Asia

PHILIPPINES Davao mourns Fr. Picardal, the “cycling theologian”, brave voice for peace

He died of a heart attack at age 69. Since the years when Duterte was mayor of the capital of Mindanao he had fought against his death squads dedicated to the “fight against drugs.” A Redemptorist missionary, he made a great contribution to grassroots ecclesial communities.

Manila () – The Church and Philippine society are mourning the death of Father Amado Picardal, Redemptorist priest, an important voice in the movements for peace and justice in Mindanao, who in recent years had harshly criticized the former President Rodrigo Duterte for his extrajudicial killings in the war on drugs. Father Picardal died on May 29 at the age of 69 from a heart attack. «Fr. Edilberto Cepe, provincial superior of the Redemptorists, remembers him like this: »Fr. Picardal was a brilliant and courageous missionary, a passionate defender of peace and social justice, and a theologian who touched and transformed the lives of many. May the light and joy that he left to this world continue to radiate through us, making us beacons of truth and social transformation.

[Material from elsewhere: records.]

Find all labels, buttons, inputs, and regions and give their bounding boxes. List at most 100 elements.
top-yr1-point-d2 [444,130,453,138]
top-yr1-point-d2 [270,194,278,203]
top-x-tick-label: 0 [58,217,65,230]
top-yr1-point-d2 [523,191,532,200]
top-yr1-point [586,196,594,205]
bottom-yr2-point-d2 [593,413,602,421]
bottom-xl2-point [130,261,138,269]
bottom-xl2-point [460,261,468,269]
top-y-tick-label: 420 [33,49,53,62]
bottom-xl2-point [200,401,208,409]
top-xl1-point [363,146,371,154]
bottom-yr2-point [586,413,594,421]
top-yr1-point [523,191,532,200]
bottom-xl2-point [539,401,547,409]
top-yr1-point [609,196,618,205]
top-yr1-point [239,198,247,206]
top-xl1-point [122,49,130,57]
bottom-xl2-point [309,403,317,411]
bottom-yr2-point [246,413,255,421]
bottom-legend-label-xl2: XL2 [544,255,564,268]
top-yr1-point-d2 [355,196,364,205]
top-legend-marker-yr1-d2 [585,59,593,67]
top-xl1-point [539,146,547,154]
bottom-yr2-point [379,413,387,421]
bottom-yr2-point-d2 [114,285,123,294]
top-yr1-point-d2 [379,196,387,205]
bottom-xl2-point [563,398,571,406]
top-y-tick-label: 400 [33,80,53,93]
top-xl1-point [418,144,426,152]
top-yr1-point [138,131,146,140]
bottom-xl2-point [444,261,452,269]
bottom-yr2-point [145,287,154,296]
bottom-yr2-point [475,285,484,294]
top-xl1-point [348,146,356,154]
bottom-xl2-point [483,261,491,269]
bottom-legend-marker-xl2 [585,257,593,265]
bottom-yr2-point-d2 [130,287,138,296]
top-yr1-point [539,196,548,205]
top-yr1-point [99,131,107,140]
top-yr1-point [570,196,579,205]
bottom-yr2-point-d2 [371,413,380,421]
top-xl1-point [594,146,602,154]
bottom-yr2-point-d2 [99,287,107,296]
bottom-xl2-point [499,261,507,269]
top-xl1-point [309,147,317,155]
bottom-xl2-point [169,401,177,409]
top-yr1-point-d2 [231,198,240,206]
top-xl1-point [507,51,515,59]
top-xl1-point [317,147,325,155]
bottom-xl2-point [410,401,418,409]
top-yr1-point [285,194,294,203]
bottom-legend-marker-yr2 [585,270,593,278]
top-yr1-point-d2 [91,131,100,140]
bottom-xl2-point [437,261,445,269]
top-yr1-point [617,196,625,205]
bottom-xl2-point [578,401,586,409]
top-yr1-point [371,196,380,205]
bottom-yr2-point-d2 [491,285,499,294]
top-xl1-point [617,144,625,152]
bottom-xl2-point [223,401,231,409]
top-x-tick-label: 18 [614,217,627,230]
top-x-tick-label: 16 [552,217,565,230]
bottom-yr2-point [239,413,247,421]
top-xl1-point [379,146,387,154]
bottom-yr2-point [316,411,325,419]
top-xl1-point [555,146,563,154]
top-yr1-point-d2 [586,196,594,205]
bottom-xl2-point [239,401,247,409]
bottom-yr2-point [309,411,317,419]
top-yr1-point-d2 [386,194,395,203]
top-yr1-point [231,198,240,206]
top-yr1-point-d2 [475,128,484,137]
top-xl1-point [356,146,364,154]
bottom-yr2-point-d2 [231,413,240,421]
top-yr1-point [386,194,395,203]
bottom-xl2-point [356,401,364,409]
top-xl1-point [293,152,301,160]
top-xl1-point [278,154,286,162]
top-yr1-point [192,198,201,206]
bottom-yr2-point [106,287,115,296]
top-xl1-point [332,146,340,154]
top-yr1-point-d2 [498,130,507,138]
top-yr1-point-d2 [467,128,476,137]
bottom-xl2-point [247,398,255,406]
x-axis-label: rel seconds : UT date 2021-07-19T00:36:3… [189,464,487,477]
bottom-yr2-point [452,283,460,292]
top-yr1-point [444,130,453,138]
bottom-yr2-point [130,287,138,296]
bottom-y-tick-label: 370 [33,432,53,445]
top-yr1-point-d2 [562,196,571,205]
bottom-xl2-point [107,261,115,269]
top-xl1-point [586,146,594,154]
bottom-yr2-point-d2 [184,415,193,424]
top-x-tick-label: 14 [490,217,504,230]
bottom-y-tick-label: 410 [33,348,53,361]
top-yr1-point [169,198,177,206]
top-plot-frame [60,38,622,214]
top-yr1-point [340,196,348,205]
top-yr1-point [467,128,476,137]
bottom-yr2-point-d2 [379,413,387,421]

P. Picardal was born in Iligan City in 1954. Already in the early 1970s, as a philosophy student at the University of San Carlos in Cebu, he participated in student activism that – under Ferdinand Marcos’ martial law – led him to spend seven months in prison, where he was also tortured. After completing his university studies, he spent six months among the poor in a Cebu slum, where he received training as a community organizer. He joined the Redemptorists and was ordained a priest in 1981. In his ministry, he helped form and strengthen grassroots ecclesial communities in several parishes and dioceses of Mindanao, the southern region of the Philippines ravaged by deep conflicts that claimed thousands. of lives. At the San Fernando mission in Bukidnon in the late 1980s, he helped organize and mobilize communities against logging companies, getting the government to end these exploitative activities.

After deepening his theological studies at Berkeley and the Pontifical Gregorian University, he was a professor and dean of academic studies at the Teologado San Alfonso, the Redemptorist theological school in Davao, from May 1995 to March 2011. Along with teaching, he has always continued with his pastoral activities. The face of Pax Christi in the Philippines, he has been deeply involved in Christian-Muslim dialogue and peace advocacy, and was a member of the leadership council of the Coalition Against Summary Executions, where he oversaw and spoke out against Pax Christi squads. death of Davao, which many believed inspired and supported by then-mayor Rodrigo Duterte.

Many knew him as the cycling priest of the Philippines: in 2000, he crossed the country by bicycle from Davao to Ilocos Norte for peace, covering 2,083 kilometers. It was just the first of many such initiatives: every year, he organized a community bike ride in Davao during Mindanao Peace Week. In the summer of 2006, he cycled through Mindanao for life and peace for three weeks, accompanied part of the way by some priests and a bishop. And again in 2008, he completed an even larger tour of the Philippines by bicycle, covering more than 5,000 kilometers in 56 days. He wrote poetry, but he also liked music: he composed some songs for the liturgy and for evangelization seminars. He had climbed Mount Apo seven times. He also went scuba diving from time to time.

I wanted to propose a theology from below, enculturated and contextual, not only discursive but also narrative and poetic. From June 2011 to December 2017, he had worked full-time as Executive Secretary of the Base Ecclesial Communities Episcopal Committee (BEC) of the Catholic Bishops’ Conference of the Philippines (CBCP). He will be remembered for his contribution to society as a peacemaker, social activist and missionary.